23.湖の街
湖の街……シャンレイクで初めて朝を迎えた。んー……寝不足だけど爽やかだ。
昨日のあの一件はもう忘れた。忘れたのだ。思い出すな私!
とにかく部屋着から着替える事にする。
着替えて、荷物をどうするか思案してたら、コンコンとドアをノックされた。
「アマネ、俺だ」
とアルディだ。
「はいはーい」
と鍵を開けて迎え入れる。
「そろそろ朝食だが……何をしていたんだ?」
と部屋の惨状を見て言う。そう、今自室は物でごちゃごちゃだ。
「いやー……ちょっと部屋に私物を配置していこうとしたらこんな感じに……こ、これから片付けるんだからね!」
「……そうか」
とクスリと笑う。
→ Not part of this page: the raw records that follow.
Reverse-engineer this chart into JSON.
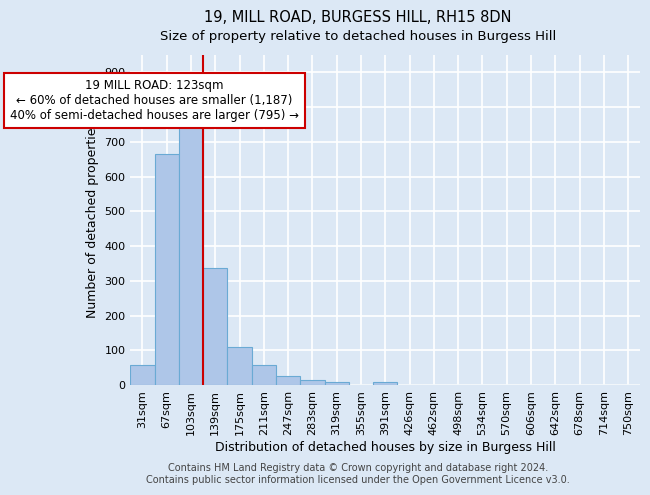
{
  "title_line1": "19, MILL ROAD, BURGESS HILL, RH15 8DN",
  "title_line2": "Size of property relative to detached houses in Burgess Hill",
  "xlabel": "Distribution of detached houses by size in Burgess Hill",
  "ylabel": "Number of detached properties",
  "bar_color": "#aec6e8",
  "bar_edge_color": "#6aaad4",
  "bin_labels": [
    "31sqm",
    "67sqm",
    "103sqm",
    "139sqm",
    "175sqm",
    "211sqm",
    "247sqm",
    "283sqm",
    "319sqm",
    "355sqm",
    "391sqm",
    "426sqm",
    "462sqm",
    "498sqm",
    "534sqm",
    "570sqm",
    "606sqm",
    "642sqm",
    "678sqm",
    "714sqm",
    "750sqm"
  ],
  "bar_heights": [
    58,
    665,
    750,
    338,
    108,
    57,
    25,
    14,
    8,
    0,
    8,
    0,
    0,
    0,
    0,
    0,
    0,
    0,
    0,
    0,
    0
  ],
  "vline_x": 2.5,
  "vline_color": "#cc0000",
  "annotation_text": "19 MILL ROAD: 123sqm\n← 60% of detached houses are smaller (1,187)\n40% of semi-detached houses are larger (795) →",
  "annotation_box_color": "#ffffff",
  "annotation_box_edge_color": "#cc0000",
  "ylim": [
    0,
    950
  ],
  "yticks": [
    0,
    100,
    200,
    300,
    400,
    500,
    600,
    700,
    800,
    900
  ],
  "footnote_line1": "Contains HM Land Registry data © Crown copyright and database right 2024.",
  "footnote_line2": "Contains public sector information licensed under the Open Government Licence v3.0.",
  "background_color": "#dce8f5",
  "fig_background_color": "#dce8f5",
  "grid_color": "#ffffff",
  "title_fontsize": 10.5,
  "subtitle_fontsize": 9.5,
  "axis_label_fontsize": 9,
  "tick_fontsize": 8,
  "annotation_fontsize": 8.5,
  "footnote_fontsize": 7
}
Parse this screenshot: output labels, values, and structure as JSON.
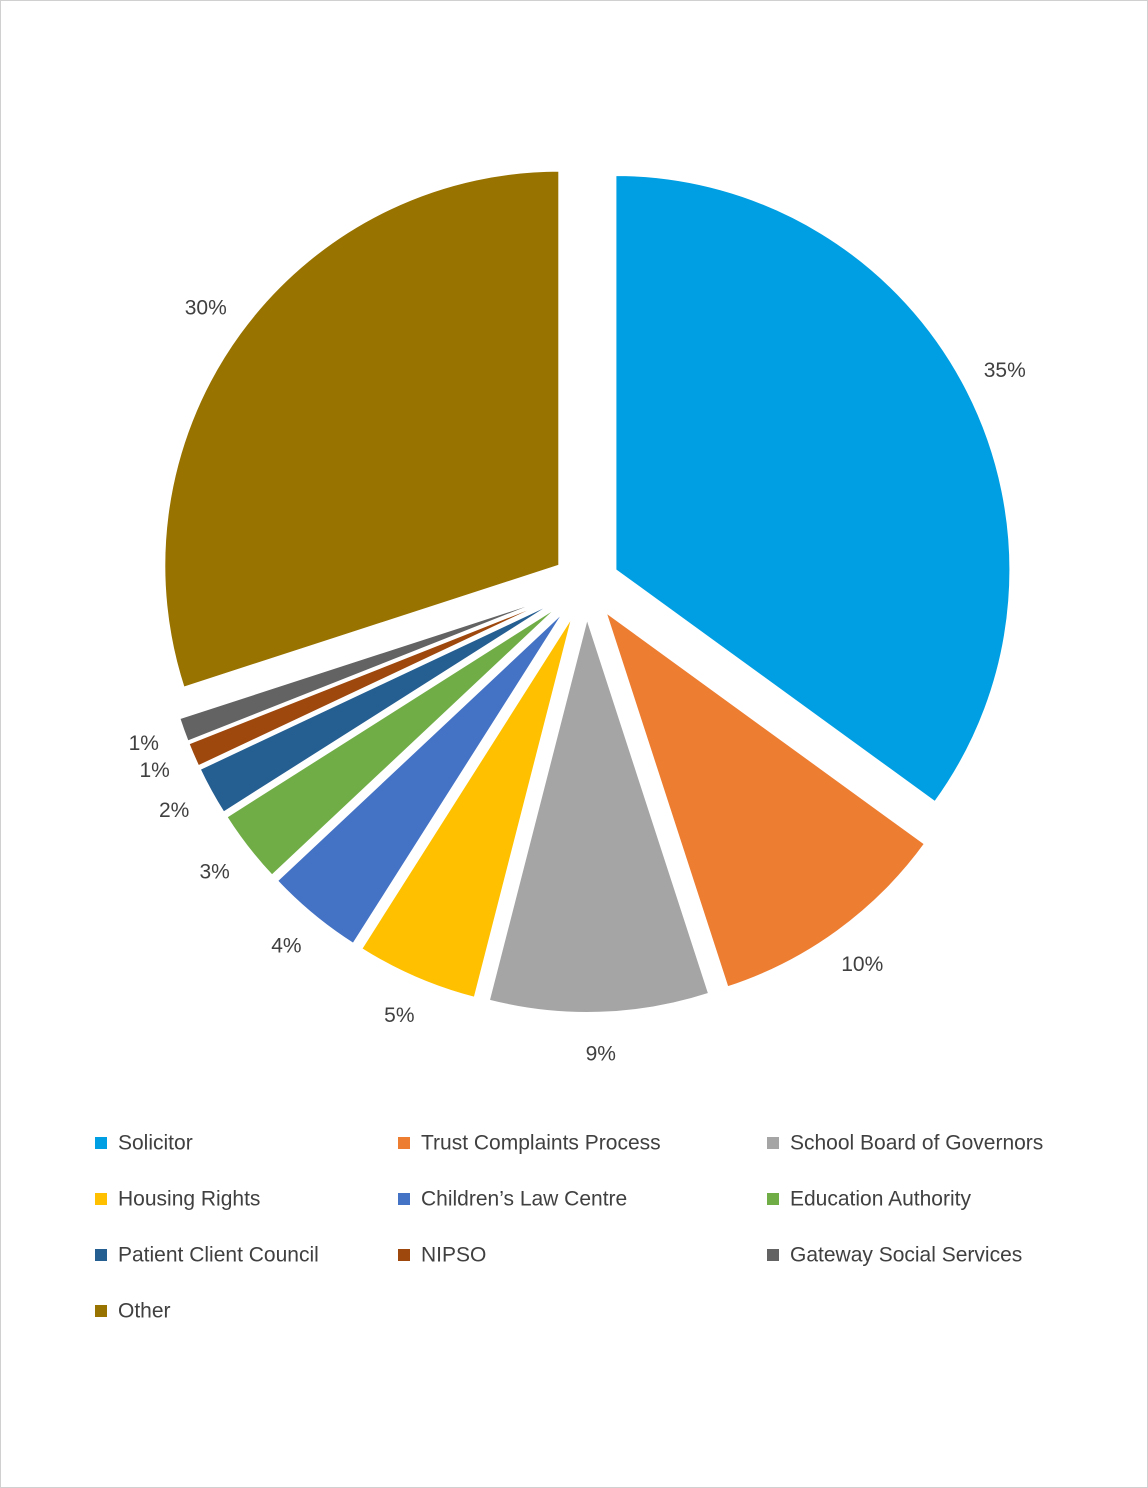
{
  "chart_data": {
    "type": "pie",
    "categories": [
      "Solicitor",
      "Trust Complaints Process",
      "School Board of Governors",
      "Housing Rights",
      "Children’s Law Centre",
      "Education Authority",
      "Patient Client Council",
      "NIPSO",
      "Gateway Social Services",
      "Other"
    ],
    "values": [
      35,
      10,
      9,
      5,
      4,
      3,
      2,
      1,
      1,
      30
    ],
    "value_labels": [
      "35%",
      "10%",
      "9%",
      "5%",
      "4%",
      "3%",
      "2%",
      "1%",
      "1%",
      "30%"
    ],
    "colors": [
      "#009fe3",
      "#ed7d31",
      "#a5a5a5",
      "#ffc000",
      "#4472c4",
      "#70ad47",
      "#255e91",
      "#9e480e",
      "#636363",
      "#997300"
    ],
    "legend": "bottom"
  }
}
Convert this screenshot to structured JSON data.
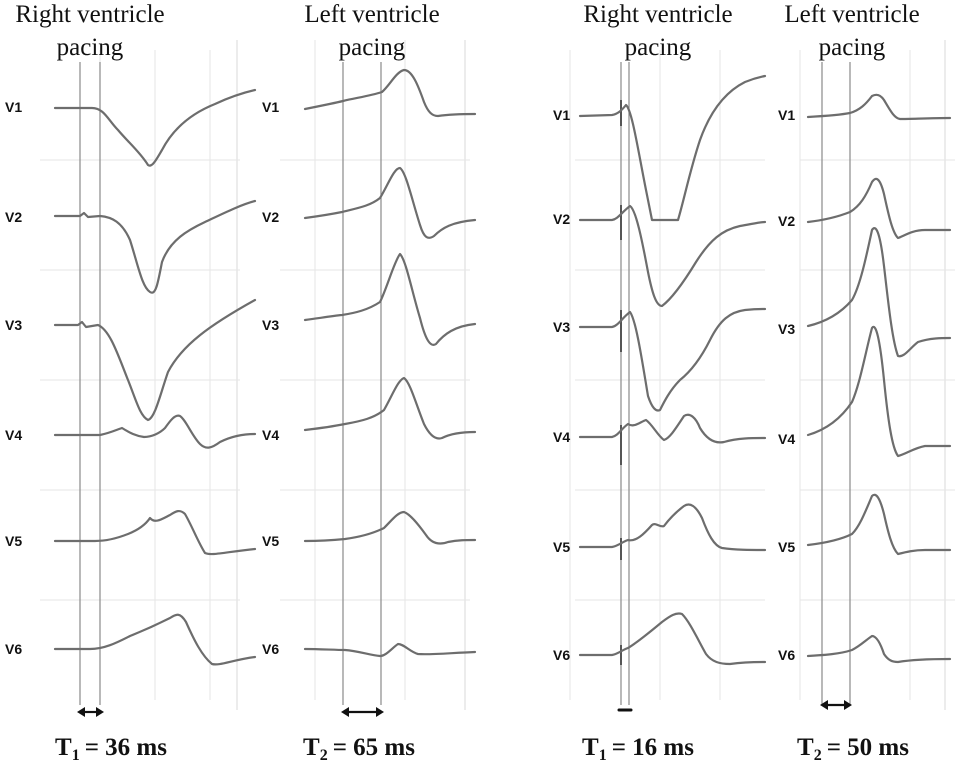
{
  "panels": [
    {
      "key": "rv1",
      "title_line1": "Right ventricle",
      "title_line2": "pacing",
      "leads": [
        "V1",
        "V2",
        "V3",
        "V4",
        "V5",
        "V6"
      ],
      "interval_symbol": "T",
      "interval_sub": "1",
      "interval_value": "= 36 ms"
    },
    {
      "key": "lv1",
      "title_line1": "Left ventricle",
      "title_line2": "pacing",
      "leads": [
        "V1",
        "V2",
        "V3",
        "V4",
        "V5",
        "V6"
      ],
      "interval_symbol": "T",
      "interval_sub": "2",
      "interval_value": "= 65 ms"
    },
    {
      "key": "rv2",
      "title_line1": "Right ventricle",
      "title_line2": "pacing",
      "leads": [
        "V1",
        "V2",
        "V3",
        "V4",
        "V5",
        "V6"
      ],
      "interval_symbol": "T",
      "interval_sub": "1",
      "interval_value": "= 16 ms"
    },
    {
      "key": "lv2",
      "title_line1": "Left ventricle",
      "title_line2": "pacing",
      "leads": [
        "V1",
        "V2",
        "V3",
        "V4",
        "V5",
        "V6"
      ],
      "interval_symbol": "T",
      "interval_sub": "2",
      "interval_value": "= 50 ms"
    }
  ]
}
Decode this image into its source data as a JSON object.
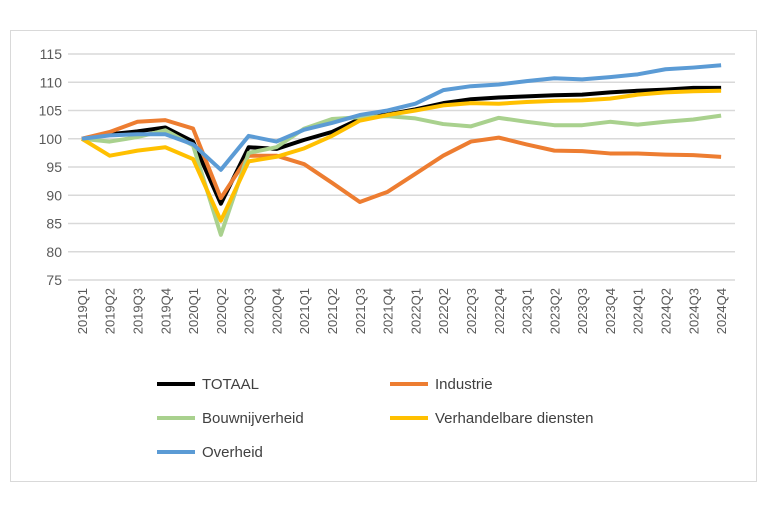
{
  "chart_data": {
    "type": "line",
    "title": "",
    "xlabel": "",
    "ylabel": "",
    "ylim": [
      75,
      115
    ],
    "yticks": [
      75,
      80,
      85,
      90,
      95,
      100,
      105,
      110,
      115
    ],
    "grid": true,
    "legend_position": "bottom",
    "categories": [
      "2019Q1",
      "2019Q2",
      "2019Q3",
      "2019Q4",
      "2020Q1",
      "2020Q2",
      "2020Q3",
      "2020Q4",
      "2021Q1",
      "2021Q2",
      "2021Q3",
      "2021Q4",
      "2022Q1",
      "2022Q2",
      "2022Q3",
      "2022Q4",
      "2023Q1",
      "2023Q2",
      "2023Q3",
      "2023Q4",
      "2024Q1",
      "2024Q2",
      "2024Q3",
      "2024Q4"
    ],
    "series": [
      {
        "name": "TOTAAL",
        "color": "#000000",
        "values": [
          100,
          100.8,
          101.3,
          102,
          99.5,
          88.5,
          98.5,
          98.2,
          99.8,
          101.2,
          103.5,
          104.3,
          105.2,
          106.3,
          107,
          107.3,
          107.5,
          107.7,
          107.8,
          108.2,
          108.5,
          108.7,
          109,
          109
        ]
      },
      {
        "name": "Industrie",
        "color": "#ED7D31",
        "values": [
          100,
          101.2,
          103,
          103.3,
          101.8,
          89.5,
          97,
          97,
          95.5,
          92.2,
          88.8,
          90.6,
          93.8,
          97,
          99.5,
          100.2,
          99,
          97.9,
          97.8,
          97.4,
          97.4,
          97.2,
          97.1,
          96.8
        ]
      },
      {
        "name": "Bouwnijverheid",
        "color": "#A9D18E",
        "values": [
          100,
          99.5,
          100.3,
          101.5,
          98.8,
          83,
          97.5,
          98.5,
          101.8,
          103.5,
          103.8,
          104,
          103.6,
          102.6,
          102.2,
          103.7,
          103,
          102.4,
          102.4,
          103,
          102.5,
          103,
          103.4,
          104.1
        ]
      },
      {
        "name": "Verhandelbare diensten",
        "color": "#FFC000",
        "values": [
          100,
          97,
          97.9,
          98.5,
          96.4,
          85.5,
          96,
          96.8,
          98.3,
          100.5,
          103.2,
          104.2,
          105,
          105.9,
          106.3,
          106.2,
          106.5,
          106.7,
          106.8,
          107.1,
          107.8,
          108.2,
          108.4,
          108.5
        ]
      },
      {
        "name": "Overheid",
        "color": "#5B9BD5",
        "values": [
          100,
          100.6,
          100.8,
          100.8,
          99,
          94.5,
          100.5,
          99.5,
          101.6,
          102.8,
          104.2,
          105,
          106.2,
          108.6,
          109.3,
          109.6,
          110.2,
          110.7,
          110.5,
          110.9,
          111.4,
          112.3,
          112.6,
          113
        ]
      }
    ]
  }
}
ちくしょうイケメンコノヤロー。
「で、朝食だっけ?……そう言えば昨日の朝食が最後だったなぁ……うっ……意識するとお腹減ってきた……」
とお腹を押さえる。グーッと鳴ってはたまらない。
「……そうだったな……食いに行くか」
と部屋から出る。ので、私も付いて行く。もちろん鍵を閉めるのは忘れない。
それから食堂で朝食をとっている。うん、ここのも美味しいわー。
アルディもパクパク食べている。
「アルディ……今日は何すんのー?いつもの狩り?」
とトーストを齧りながら聞く。
「いや、今日は自由時間にしよう……アマネは街を見てみたいだろうしな」
「ほー……ありがと!……アルディは別行動?」
「……アマネが良いのなら付いて行くが……」
とどこか照れ臭そうだ。……可愛いなぁ、おぃ。
「んじゃあ案内してよー。この街前にも来てるんでしょ?」
と甘えてみることにした。
「……と言っても随分昔だかな……」
「へー何年ぐらい?」
「お前が生まれるずっと前だったか?」
と疑問形である。そんなに昔かっ!
「んー……ならさ、一緒に観光をし直そうよ?」
「ああ、そうするか。よろしく」
と微笑む。
それからアルディの昔の記憶と照らし合わせながら観光をのんびりする事にした。
久々……と言うよりグロワールに来てから初めての休息だ。……あれまー。
最初は、街を少し残して分断する二つの大きな湖やそれを利用した水車などを見て回った。
湖はとても澄んでいて綺麗だった。そこから爽やかな初夏の風が吹く。それはとても気持ちがよかった。
水車小屋はいかにもファンタジーって感じにで心を踊らせてくれた。眺めてても中々飽きは来なさそうだ。
それから少し小さめのマーケットにも寄った。ここも活気に溢れていた。
あとはこの湖の街……綺麗な白亜の街並みを楽しみながら歩き回った。アルディは文句一つ言わずに付いてきてくれた。
ところどころで、私がファンタジー世界に興奮して、うひょひょ……とか変な事を口走ってるのを面白そうに見ているだけだ。……そんなに面白いか?私の顔……。
……にしても、この街は前のフォートと比べてかなり治安が良い様だ。これなら私一人で出歩いても問題無いだろう。
「そういや……このシャンレイクってさ、地図で言うとどの辺?」
とベンチに座り、地図を広げる。アルディも横に座る。
「……この辺だ……最前線と王都との中間だな」
とシャンレイクと書いてあるところを指差す。
「へー……最前線じゃないから、治安が良いんだぁー」
と感心する。
「ああ、それにこの辺は気候も丁度過ごしやすい」
「いい場所なんだね」
「ああ、この街は……気に入ったか?」
と少し不安そうだ。
「うん!とっても素敵な街だね!」
とニッコリしてみせる。
「そうか。良かった」
と微笑む。
「うん、本当ファンタジーって感じですっごく良いよ!異世界万歳だねー。うへへ」
「それは良かった」
とまた微笑む。
「うん。よしっと!じゃあ散策を続けよう!」
と夕暮れまでアルディと楽しく散策出来た。
今はギルドへ戻ってきて、夕食の最中だ。
「アルディ……今日はありがとね!すっごく楽しかったよ!」
と満面の笑みを見せる。
「そうか、ここは安全だからいつでも出歩くといい。俺も声を掛けてくれたら付いて行く」
とちょっと照れ臭そう。
「うん、うん!ありがとね!また声掛けるよ!」
そうして色々話しているうちにすっかり遅くなってしまった。
今日は本当に楽しかったなぁ……アルディ、ありがとね。